Stocks slid on Friday as increased tensions between Ukraine and Russia sent oil spiking and led investors to dump risky assets like equities.
Shares were mostly flat on the day until Ukraine-related headlines in afternoon trading caused traders to dump stocks and buy Treasurys.
The tech-heavy Nasdaq Composite fell 2.78% to 13,791.15, while the S&P 500 dropped 1.9% to 4,418.64. The Dow Jones Industrial Average tumbled 503.53 points, or 1.43%, to 34,738.06.
Stocks moved sharply lower in afternoon trading after a jump in oil prices that appeared to be tied to increased concerns about Russia taking military action against Ukraine.
With about 2 hours left to the trading day, U.S. National Security Advisor Jake Sullivan said at a White House briefing that there were signs of Russian escalation at the Ukraine border and that it was possible that an invasion could take place during the Olympics, despite speculation to the contrary.
Both the U.S. and U.K. have called for their citizens to leave Ukraine as soon as possible.
Sullivan noted that the U.S. is not certain that Russian President Vladimir Putin has made a final decision to invade Ukraine. But "it may well happen soon," he said. Stocks came off their lows and oil and bond prices retreated from their highs of the trading session following that comment from Sullivan, which slightly countered an earlier report that had sent markets reeling.
The Ukraine headlines did have a "a little bit" to do with the sell-off, said Art Cashin of UBS. He said some traders would jump on those headlines ahead of the weekend. "I think it's really because the Fed doesn't seem to have a plan."
"I don't think it's going to happen," Cashin said of an invasion. "A rumor without a leg to stand on will find a way to get around."
Some defense stocks moved higher after Ukraine headlines crossed. Northrop Grumman jumped 4.5%. Lockheed Martin added 2.8%.
Oil prices jumped, with West Texas Intermediate futures gaining 4%, as Russia is a key producer of oil and natural gas. Energy stocks moves higher alongside the price of oil, with Diamondback Energy rising nearly 4% and Devon Energy adding 3.6%. Exxon Mobil and ConocoPhillips gained 2.5% and 2.3%, respectively.
Shares of travel stocks like airlines dropped sharply. Shares of American Airlines fell nearly 6%. Expedia closed down more than 2% after stronger-than-expected fourth-quarter earnings sent the stock higher in early trading.
"Its conceivable equities see another pullback in the 10.0% range as investors sell first and ask questions later. Growth and defensives will likely outperform initially, yet we suspect value and cyclicals are best positioned for the global cyclical recovery," said John Lynch, chief investment officer at Comerica Wealth Management. "We encourage investors to adhere to long-term strategies during near-term volatility."
In the bond market, Treasury yields sank after the Ukraine news. The 10-year yield, which broke above 2% on Thursday for the first time since 2019, fell back to about 1.92% on Friday.
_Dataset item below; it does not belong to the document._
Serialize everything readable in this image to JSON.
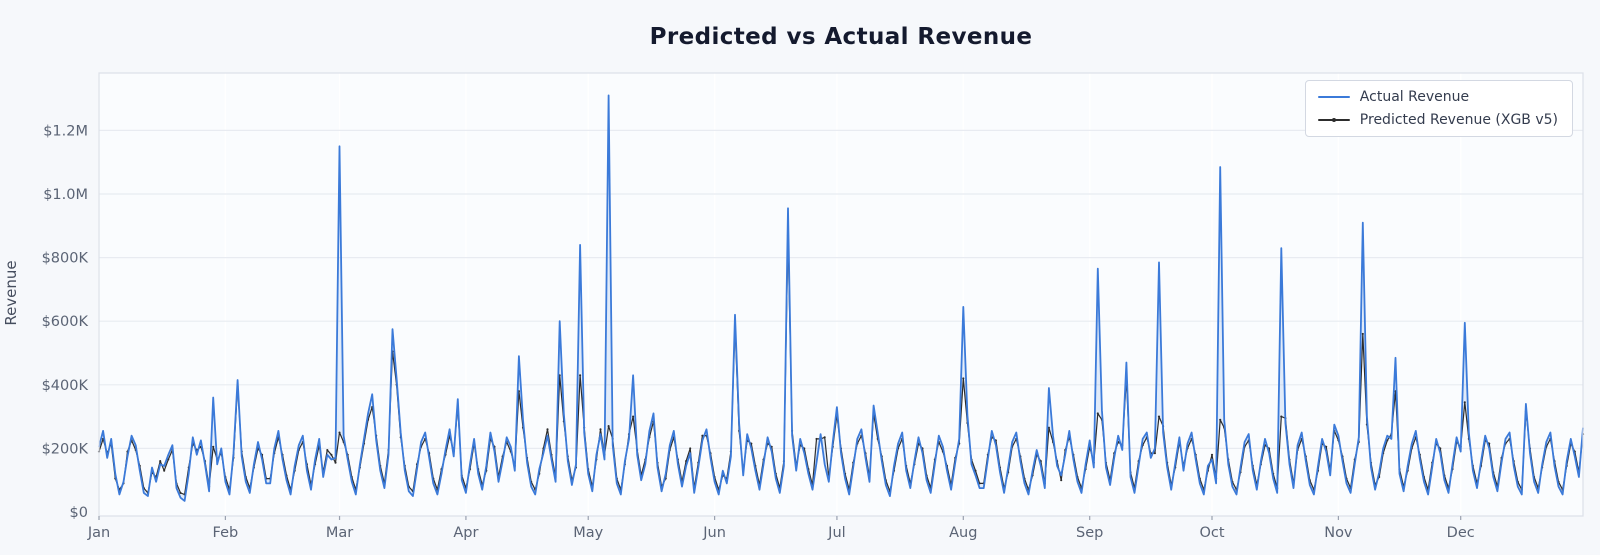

Yields move opposite of price.
This week's volatility in the bond market started after a hotter-than-expected inflation reading on Thursday, which prompted St. Louis Fed President James Bullard to call for accelerating rate hikes — a full percentage point increase by the start of July.
However, Fed officials contacted by CNBC's Steve Liesman said that they don't expect a 50-basis-point move in March would be appropriate. A basis point is equal to 0.01%, and the Fed typically moves rates up in 25-basis-point increments. The presidents of the Atlanta, Richmond and San Francisco Feds pushed back against the idea of a double hike.
Goldman Sachs shifted its expectations for the Fed this year, calling for seven rate hikes in an effort to cool an economy that has generated inflation far more persistent than policymakers had anticipated.
"The Fed is obviously behind the curve ... It's going to have to raise rates more than the market still thinks," DoubleLine CEO Jeffrey Gundlach said Friday on CNBC's "Halftime Report." "My suspicion is they are going to keep raising rates until something breaks, which always happens."
In earnings news, shares of Newell Brands jumped 11% on Friday after the company beat estimates on the top and bottom lines for the fourth quarter. Shares of Under Armour dropped more than 12% after the apparel company highlighted supply chain issues in its quarterly report.
The VanEck Russia ETF fell more than 7%, suggesting that the sell-off in the U.S. could spread to overseas stocks next week. The Russian Ruble also sank against the U.S. dollar.
Another negative for market sentiment came on the economic front. The University of Michigan's preliminary consumer sentiment reading for February came in at 61.7, falling from 67.2 the previous month and missing expectations.
With Friday's drop, the three major U.S. indexes finished with a losing week.
-CNBC's Kevin Breuninger contributed to this report.